İşte Hasan Basri Yalçın'ın yazısından ilgili bölüm:
Aylardır "güçlendirilmiş Parlamenter sistem" ifadesinin ne anlama geldiğini kavramaya çalışıyoruz. Pek başarılı olduğumuzu söyleyemem. Fakat aynı his Millet İttifak'ında da oluşmuş galiba. Kavramdaki anlamsızlığı keşfettiklerinden olsa gerek yeni bir ekleme daha yapılmış.
Meral Akşener şimdi de "iyileştirilmiş, güçlendirilmiş parlamenter sistem" demiş. Yok, daha neler! Bari ultra süper lüks güçlendirilmiş parlamenter sistem deselermiş.

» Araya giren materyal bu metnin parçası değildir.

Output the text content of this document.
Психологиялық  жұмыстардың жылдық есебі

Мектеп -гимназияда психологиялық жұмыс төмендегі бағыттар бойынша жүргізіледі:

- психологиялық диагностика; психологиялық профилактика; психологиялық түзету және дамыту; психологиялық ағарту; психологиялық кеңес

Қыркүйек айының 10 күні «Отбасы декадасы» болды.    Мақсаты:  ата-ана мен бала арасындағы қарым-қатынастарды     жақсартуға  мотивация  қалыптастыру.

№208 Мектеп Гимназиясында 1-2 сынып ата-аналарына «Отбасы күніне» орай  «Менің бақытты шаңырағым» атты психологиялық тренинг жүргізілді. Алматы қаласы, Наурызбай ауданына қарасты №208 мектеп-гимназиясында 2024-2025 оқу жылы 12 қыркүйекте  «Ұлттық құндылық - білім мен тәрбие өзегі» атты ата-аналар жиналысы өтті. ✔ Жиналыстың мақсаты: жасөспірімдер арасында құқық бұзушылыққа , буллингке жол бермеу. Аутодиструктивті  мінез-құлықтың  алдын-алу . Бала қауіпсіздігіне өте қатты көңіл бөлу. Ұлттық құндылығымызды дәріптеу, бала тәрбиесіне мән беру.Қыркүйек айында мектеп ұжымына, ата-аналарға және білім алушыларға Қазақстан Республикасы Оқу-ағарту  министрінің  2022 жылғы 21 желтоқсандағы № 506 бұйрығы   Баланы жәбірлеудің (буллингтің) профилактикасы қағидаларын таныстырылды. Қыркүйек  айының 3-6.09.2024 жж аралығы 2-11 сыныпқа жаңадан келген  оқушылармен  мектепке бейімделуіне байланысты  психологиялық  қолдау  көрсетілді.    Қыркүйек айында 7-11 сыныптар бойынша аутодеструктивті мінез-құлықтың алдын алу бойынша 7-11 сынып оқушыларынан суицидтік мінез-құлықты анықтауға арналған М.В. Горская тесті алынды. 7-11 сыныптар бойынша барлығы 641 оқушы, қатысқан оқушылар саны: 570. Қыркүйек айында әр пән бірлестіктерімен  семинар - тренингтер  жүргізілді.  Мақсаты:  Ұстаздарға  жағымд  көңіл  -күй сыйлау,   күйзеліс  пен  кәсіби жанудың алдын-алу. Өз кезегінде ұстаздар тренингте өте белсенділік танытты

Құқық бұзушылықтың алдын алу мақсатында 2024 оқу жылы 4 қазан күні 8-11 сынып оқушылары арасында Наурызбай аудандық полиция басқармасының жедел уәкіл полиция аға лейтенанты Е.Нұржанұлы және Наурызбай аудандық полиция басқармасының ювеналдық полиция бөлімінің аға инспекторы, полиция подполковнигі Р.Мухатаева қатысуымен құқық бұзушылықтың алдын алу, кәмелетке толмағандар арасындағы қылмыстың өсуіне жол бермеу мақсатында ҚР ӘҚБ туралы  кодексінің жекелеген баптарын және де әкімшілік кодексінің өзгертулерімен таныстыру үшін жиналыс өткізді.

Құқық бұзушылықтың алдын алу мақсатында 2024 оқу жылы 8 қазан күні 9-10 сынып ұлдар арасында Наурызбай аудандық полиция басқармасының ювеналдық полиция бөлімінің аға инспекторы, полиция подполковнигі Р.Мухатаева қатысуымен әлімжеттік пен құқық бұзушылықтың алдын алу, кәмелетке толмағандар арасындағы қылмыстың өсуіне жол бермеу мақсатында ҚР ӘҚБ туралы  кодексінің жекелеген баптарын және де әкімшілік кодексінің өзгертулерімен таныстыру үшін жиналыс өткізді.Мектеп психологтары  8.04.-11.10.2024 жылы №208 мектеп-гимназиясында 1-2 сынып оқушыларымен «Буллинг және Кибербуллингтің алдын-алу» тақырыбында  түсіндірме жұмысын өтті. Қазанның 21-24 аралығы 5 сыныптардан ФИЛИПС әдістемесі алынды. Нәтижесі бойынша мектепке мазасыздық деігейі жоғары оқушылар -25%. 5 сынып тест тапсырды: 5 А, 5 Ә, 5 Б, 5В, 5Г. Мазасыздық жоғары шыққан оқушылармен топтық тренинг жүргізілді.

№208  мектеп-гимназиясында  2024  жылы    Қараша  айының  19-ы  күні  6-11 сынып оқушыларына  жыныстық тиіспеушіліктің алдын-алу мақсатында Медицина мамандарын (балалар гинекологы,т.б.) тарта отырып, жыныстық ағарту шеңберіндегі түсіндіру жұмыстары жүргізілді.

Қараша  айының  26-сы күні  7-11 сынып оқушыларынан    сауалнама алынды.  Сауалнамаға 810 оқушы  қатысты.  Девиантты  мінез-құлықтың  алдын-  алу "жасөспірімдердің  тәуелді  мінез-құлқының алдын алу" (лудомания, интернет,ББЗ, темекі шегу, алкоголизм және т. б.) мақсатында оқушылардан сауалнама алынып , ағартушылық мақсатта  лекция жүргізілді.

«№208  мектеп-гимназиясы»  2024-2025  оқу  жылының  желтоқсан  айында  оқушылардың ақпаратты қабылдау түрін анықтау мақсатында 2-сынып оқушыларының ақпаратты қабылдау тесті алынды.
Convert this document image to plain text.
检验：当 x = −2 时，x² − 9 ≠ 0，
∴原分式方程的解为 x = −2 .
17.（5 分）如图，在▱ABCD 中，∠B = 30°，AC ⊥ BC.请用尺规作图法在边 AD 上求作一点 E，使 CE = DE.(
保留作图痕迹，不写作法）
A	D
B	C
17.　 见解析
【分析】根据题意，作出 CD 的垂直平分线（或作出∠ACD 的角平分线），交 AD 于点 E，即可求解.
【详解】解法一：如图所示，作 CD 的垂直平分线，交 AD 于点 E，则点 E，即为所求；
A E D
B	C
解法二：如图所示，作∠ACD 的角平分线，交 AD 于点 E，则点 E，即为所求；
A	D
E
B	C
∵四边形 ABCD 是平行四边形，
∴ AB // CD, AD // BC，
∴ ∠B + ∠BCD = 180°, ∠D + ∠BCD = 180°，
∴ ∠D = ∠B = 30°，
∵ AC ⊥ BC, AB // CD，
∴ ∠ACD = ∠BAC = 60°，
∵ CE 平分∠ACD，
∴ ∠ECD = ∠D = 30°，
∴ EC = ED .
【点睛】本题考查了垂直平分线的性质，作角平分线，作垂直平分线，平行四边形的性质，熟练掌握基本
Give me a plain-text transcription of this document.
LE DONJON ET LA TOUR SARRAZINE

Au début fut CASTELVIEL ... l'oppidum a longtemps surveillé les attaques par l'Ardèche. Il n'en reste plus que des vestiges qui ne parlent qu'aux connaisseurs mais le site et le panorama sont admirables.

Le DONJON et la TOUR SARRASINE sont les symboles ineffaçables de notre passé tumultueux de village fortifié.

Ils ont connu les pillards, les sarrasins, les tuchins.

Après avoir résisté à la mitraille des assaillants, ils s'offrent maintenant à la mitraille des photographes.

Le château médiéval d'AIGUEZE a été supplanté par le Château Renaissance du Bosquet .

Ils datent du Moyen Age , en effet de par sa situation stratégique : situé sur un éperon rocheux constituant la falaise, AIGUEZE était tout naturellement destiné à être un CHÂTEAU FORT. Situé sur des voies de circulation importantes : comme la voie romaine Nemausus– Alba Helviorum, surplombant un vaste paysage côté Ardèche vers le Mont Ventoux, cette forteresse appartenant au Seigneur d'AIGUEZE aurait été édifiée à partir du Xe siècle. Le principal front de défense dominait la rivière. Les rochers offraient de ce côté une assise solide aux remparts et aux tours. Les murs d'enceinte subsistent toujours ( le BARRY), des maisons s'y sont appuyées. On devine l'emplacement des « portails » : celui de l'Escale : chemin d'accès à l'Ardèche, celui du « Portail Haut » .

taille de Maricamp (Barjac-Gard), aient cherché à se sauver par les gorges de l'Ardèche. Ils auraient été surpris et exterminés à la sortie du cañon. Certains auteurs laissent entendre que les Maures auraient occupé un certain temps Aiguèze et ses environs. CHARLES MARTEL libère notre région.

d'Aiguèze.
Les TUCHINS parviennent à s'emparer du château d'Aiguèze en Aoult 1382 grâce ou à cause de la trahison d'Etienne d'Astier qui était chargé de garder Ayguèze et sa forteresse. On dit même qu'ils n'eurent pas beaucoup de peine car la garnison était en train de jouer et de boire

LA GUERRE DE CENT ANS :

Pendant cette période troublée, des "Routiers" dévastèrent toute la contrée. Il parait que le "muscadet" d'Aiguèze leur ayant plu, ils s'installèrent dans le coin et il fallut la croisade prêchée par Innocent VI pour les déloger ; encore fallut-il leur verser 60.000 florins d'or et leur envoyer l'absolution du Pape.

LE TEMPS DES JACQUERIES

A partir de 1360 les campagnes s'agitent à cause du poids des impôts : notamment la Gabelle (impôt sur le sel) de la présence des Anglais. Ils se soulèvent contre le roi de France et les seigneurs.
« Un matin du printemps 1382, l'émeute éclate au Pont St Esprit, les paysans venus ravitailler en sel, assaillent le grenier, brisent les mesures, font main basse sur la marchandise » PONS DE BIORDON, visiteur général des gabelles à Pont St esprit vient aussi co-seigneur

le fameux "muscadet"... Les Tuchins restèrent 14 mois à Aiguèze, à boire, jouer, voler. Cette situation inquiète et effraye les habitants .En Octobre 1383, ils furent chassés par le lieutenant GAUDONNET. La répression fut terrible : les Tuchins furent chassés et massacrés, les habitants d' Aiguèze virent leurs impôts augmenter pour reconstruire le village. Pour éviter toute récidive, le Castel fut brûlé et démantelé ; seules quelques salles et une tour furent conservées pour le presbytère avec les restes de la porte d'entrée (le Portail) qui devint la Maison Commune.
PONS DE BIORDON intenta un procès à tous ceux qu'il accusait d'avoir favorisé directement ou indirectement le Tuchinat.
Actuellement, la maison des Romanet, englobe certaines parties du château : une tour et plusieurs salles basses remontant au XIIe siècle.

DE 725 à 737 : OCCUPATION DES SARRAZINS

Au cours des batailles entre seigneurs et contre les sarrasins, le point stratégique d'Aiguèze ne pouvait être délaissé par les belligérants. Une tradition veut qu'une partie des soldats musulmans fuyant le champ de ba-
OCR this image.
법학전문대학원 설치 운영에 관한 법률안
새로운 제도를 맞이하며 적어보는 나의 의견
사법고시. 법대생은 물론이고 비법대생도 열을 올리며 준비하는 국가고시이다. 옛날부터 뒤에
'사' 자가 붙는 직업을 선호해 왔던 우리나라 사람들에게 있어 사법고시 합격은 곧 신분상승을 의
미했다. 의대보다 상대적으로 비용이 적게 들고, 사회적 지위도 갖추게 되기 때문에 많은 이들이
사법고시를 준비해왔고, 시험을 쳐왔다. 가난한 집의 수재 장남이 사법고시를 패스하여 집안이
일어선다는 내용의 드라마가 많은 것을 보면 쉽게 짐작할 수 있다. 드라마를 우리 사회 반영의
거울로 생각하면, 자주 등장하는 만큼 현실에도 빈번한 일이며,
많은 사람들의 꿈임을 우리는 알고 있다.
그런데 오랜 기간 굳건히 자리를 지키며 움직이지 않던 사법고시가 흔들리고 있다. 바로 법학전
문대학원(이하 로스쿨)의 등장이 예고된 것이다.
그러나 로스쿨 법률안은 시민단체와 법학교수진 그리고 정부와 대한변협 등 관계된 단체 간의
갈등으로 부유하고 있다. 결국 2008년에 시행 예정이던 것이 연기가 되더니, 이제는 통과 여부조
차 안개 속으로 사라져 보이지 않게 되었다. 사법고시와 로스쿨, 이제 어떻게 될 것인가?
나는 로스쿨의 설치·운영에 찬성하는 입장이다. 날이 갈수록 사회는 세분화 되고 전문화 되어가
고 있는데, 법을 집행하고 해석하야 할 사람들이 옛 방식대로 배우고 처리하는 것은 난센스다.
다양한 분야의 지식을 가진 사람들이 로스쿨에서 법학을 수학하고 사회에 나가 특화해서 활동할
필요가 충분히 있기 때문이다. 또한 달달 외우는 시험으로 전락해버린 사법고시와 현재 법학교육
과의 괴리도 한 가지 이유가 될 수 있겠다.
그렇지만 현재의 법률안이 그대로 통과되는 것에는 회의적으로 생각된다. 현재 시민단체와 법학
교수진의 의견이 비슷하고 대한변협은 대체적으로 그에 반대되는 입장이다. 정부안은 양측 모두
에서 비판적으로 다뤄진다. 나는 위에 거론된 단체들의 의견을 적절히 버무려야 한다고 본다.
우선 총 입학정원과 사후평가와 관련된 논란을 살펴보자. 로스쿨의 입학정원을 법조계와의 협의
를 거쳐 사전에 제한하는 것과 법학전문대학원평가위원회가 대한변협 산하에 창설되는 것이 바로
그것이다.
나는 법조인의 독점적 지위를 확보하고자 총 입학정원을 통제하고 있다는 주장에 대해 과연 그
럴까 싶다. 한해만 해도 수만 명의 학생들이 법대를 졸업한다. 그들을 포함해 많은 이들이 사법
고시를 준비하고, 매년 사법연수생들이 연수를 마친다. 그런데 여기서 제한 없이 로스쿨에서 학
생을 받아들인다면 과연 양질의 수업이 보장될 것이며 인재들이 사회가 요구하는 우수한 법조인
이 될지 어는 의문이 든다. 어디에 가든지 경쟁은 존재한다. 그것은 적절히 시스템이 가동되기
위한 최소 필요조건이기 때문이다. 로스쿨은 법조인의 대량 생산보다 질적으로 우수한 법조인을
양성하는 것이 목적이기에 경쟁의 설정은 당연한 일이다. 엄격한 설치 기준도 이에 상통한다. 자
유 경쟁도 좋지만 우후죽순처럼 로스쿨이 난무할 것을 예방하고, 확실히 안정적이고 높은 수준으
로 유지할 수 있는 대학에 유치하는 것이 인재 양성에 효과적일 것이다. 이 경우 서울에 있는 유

Bu işin gerçekten suyu çıktı. Ülkede muhalefetin söylem üretme becerisinin her gün yeni zayıflıklarıyla karşılaşıyoruz. Çapraşık ve anlamsız ifadeler etrafında dönüp duruyoruz. Hâlbuki iktidara gelmek isteyen siyasi partilerin her şeyden önce ne dediklerini topluma anlatabiliyor olması gerekir. Reklamcılığın ve propagandanın altın kuralıdır.
Mesaj net ve anlaşılır olacak. Ancak biz Millet İttifakı'nın hem Cumhurbaşkanlığı adaylığı meselesinde hem de Parlamenter sistem vizyonlarında ne dediklerini anlayabilmiş değiliz. Çünkü bence mesele basit bir "derdini anlatamama" sorunu değil. Asıl sorun şu ki, ortada bir siyaset ve vizyon yok. Bunlar boş laflar etrafında döner durursunuz.